7-04
Engineering lignin composition in plant cell walls for deconstructable biofuels feedstocks or resilient biomaterials
Tuesday, April 29, 2014: 2:45 PM
Grand Ballroom A-C, lobby level (Hilton Clearwater Beach)
Genetic manipulation of the biopolymers that compose plant cell walls is emerging as a powerful tool to produce designer biomass with properties that may be specifically tailored to various applications. I will present our investigation of several genetic variants of Arabidopsis: the wild type, which makes a lignin polymer of primarily guaiacyl (G) and syringyl (S) monomeric units, the fah1 mutant, which makes lignin from almost exclusively G subunits, and a ferulate 5-hydroxylase (F5H) overexpressing line (C4H:F5H) that makes lignin from S subunits.
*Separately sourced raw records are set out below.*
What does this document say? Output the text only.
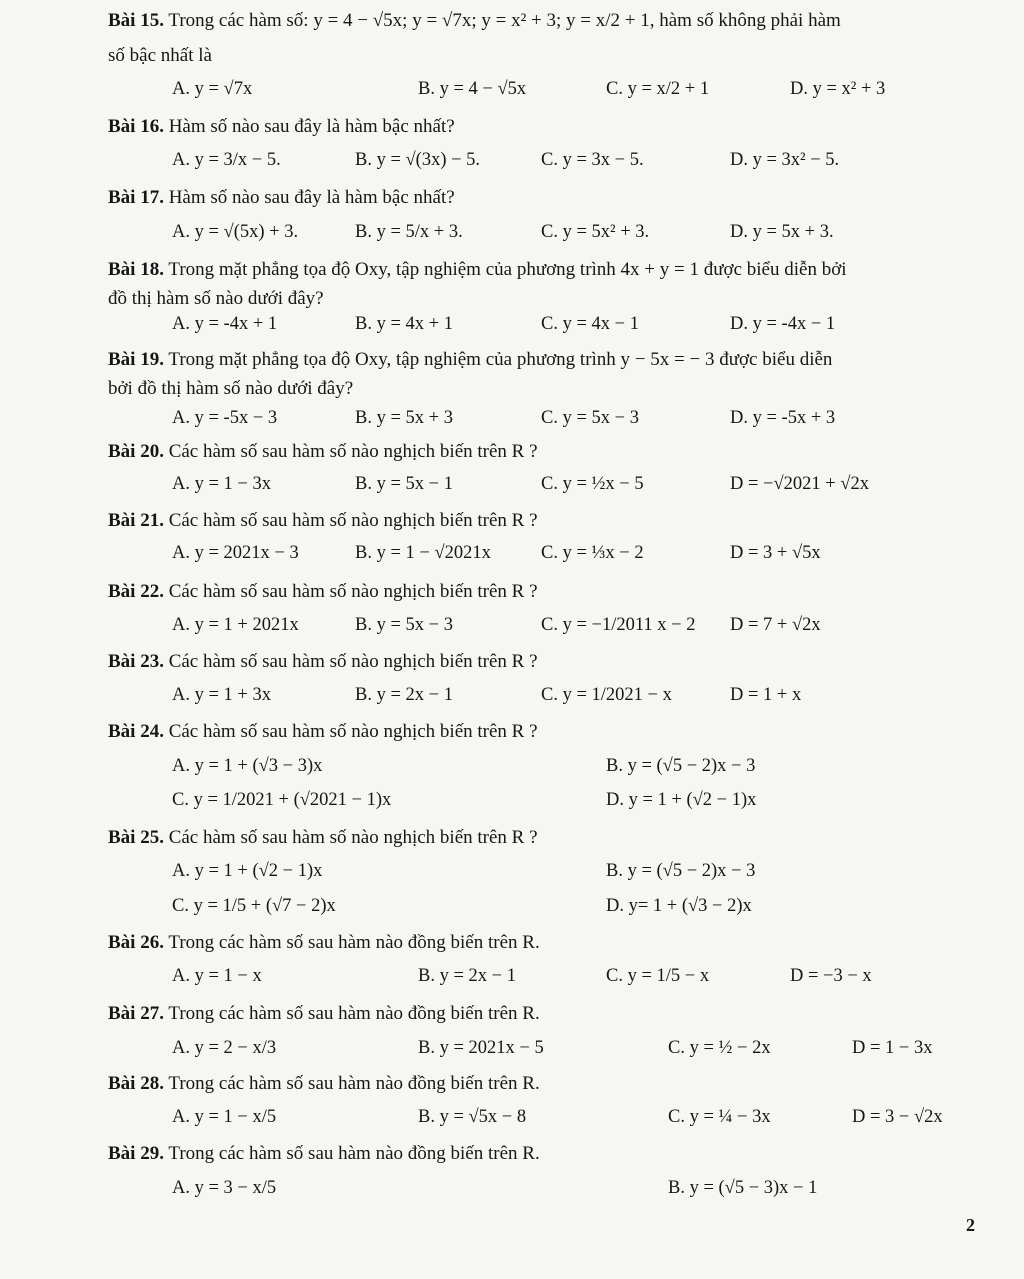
Bài 15. Trong các hàm số: y = 4 − √5x; y = √7x; y = x² + 3; y = x/2 + 1, hàm số không phải hàm
số bậc nhất là
A. y = √7x	B. y = 4 − √5x	C. y = x/2 + 1	D. y = x² + 3
Bài 16. Hàm số nào sau đây là hàm bậc nhất?
A. y = 3/x − 5.	B. y = √(3x) − 5.	C. y = 3x − 5.	D. y = 3x² − 5.
Bài 17. Hàm số nào sau đây là hàm bậc nhất?
A. y = √(5x) + 3.	B. y = 5/x + 3.	C. y = 5x² + 3.	D. y = 5x + 3.
Bài 18. Trong mặt phẳng tọa độ Oxy, tập nghiệm của phương trình 4x + y = 1 được biểu diễn bởi
đồ thị hàm số nào dưới đây?
A. y = -4x + 1	B. y = 4x + 1	C. y = 4x − 1	D. y = -4x − 1
Bài 19. Trong mặt phẳng tọa độ Oxy, tập nghiệm của phương trình y − 5x = − 3 được biểu diễn
bởi đồ thị hàm số nào dưới đây?
A. y = -5x − 3	B. y = 5x + 3	C. y = 5x − 3	D. y = -5x + 3
Bài 20. Các hàm số sau hàm số nào nghịch biến trên R ?
A. y = 1 − 3x	B. y = 5x − 1	C. y = ½x − 5	D = −√2021 + √2x
Bài 21. Các hàm số sau hàm số nào nghịch biến trên R ?
A. y = 2021x − 3	B. y = 1 − √2021x	C. y = ⅓x − 2	D = 3 + √5x
Bài 22. Các hàm số sau hàm số nào nghịch biến trên R ?
A. y = 1 + 2021x	B. y = 5x − 3	C. y = −1/2011 x − 2 D = 7 + √2x
Bài 23. Các hàm số sau hàm số nào nghịch biến trên R ?
A. y = 1 + 3x	B. y = 2x − 1	C. y = 1/2021 − x	D = 1 + x
Bài 24. Các hàm số sau hàm số nào nghịch biến trên R ?
A. y = 1 + (√3 − 3)x	B. y = (√5 − 2)x − 3
C. y = 1/2021 + (√2021 − 1)x	D. y = 1 + (√2 − 1)x
Bài 25. Các hàm số sau hàm số nào nghịch biến trên R ?
A. y = 1 + (√2 − 1)x	B. y = (√5 − 2)x − 3
C. y = 1/5 + (√7 − 2)x	D. y= 1 + (√3 − 2)x
Bài 26. Trong các hàm số sau hàm nào đồng biến trên R.
A. y = 1 − x	B. y = 2x − 1	C. y = 1/5 − x	D = −3 − x
Bài 27. Trong các hàm số sau hàm nào đồng biến trên R.
A. y = 2 − x/3	B. y = 2021x − 5	C. y = ½ − 2x	D = 1 − 3x
Bài 28. Trong các hàm số sau hàm nào đồng biến trên R.
A. y = 1 − x/5	B. y = √5x − 8	C. y = ¼ − 3x	D = 3 − √2x
Bài 29. Trong các hàm số sau hàm nào đồng biến trên R.
A. y = 3 − x/5	B. y = (√5 − 3)x − 1
2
Using multiscale, multimodal imaging techniques, we show that biomass of the transgenic with predominantly S-lignin is more susceptible to deconstruction by thermochemical treatment than the other variants, and that the transgenic with predominantly G-lignin is the most recalcitrant to thermochemical deconstruction. These structural changes in the cell wall facilitate enhanced enzymatic saccharification of the high-S transgenic tissue with respect to the wild type, while the high-G variant is clearly the least digestible of the pretreated materials. Finally, we show by contact resonance force microscopy, an atomic force microscopy technique, that cell walls of the high-S transgenic are significantly less stiff in the region of the compound middle lamella relative to wild type and high-G variant. These results imply the utility of genetic modification of lignin for enhanced biofuels production as well as specialized biomaterials applications.